Wednesday's Example of Media Bias   —   Posted on May 29, 2013

From a post by OpinionJournal.com’s editor James Taranto (original post date 5/28/13):

“A long-simmering feud between establishment Republicans and Tea Partyers broke into full view Thursday, with Sen. John McCain accusing younger colleagues of overplaying their hands and tempting Democrats to change Senate rules that protect the minority party,” the Associated Press reports.

It seems to us this feud has been out in the open for at least several months. But look how the AP describes the dispute between McCain and his younger colleagues, including Texas’ Ted Cruz and Kentucky’s Rand Paul:

Cruz, who like Paul is weighing a 2016 presidential bid, renewed his taunts of the party establishment in a speech Thursday on the Senate floor. The more accommodating Republicans, he said, are in cahoots with Democrats to raise the government’s borrowing limit by disabling the GOP’s ability to mount a filibuster threat that could be used to extract spending cuts from Democrats and the White House

Calling it “a dirty little secret,” Cruz said Republicans “would very much like to cast a symbolic vote against raising the debt ceiling and nonetheless to allow our (Democratic) friends on the left side of the aisle to raise the debt ceiling.” . . .

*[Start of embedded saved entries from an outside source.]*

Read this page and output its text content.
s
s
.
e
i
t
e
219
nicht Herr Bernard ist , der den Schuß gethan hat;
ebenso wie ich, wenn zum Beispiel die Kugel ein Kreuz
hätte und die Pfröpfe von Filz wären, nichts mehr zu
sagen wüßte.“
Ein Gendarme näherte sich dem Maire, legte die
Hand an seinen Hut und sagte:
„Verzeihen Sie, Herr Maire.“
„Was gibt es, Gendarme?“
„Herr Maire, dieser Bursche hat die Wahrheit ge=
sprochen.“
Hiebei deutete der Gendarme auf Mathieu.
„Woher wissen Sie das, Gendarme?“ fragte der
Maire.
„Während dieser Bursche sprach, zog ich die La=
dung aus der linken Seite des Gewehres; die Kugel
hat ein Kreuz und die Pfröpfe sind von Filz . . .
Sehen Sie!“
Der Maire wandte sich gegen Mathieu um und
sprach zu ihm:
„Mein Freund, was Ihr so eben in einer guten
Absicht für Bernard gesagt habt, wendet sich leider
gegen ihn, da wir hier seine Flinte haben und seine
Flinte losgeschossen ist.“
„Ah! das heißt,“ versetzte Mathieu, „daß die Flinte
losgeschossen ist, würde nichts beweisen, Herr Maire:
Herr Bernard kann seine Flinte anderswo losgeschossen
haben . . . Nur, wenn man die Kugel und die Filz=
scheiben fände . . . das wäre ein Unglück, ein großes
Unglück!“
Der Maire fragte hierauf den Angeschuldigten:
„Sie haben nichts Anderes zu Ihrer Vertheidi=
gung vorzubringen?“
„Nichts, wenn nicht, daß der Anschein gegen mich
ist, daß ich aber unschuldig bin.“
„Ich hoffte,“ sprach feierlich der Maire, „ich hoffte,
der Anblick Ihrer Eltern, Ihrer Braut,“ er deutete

Supporters of the Tea Party-backed lawmakers say [ongoing] controversies have vindicated their sharply partisan, uncompromising views.

Whatever the merits of the dispute, is “sharply partisan” really the right phrase to describe Cruz, who is in fact sharply critical of fellow Republicans? “Sharply ideological” or “sharply adversarial” would seem to be more accurate.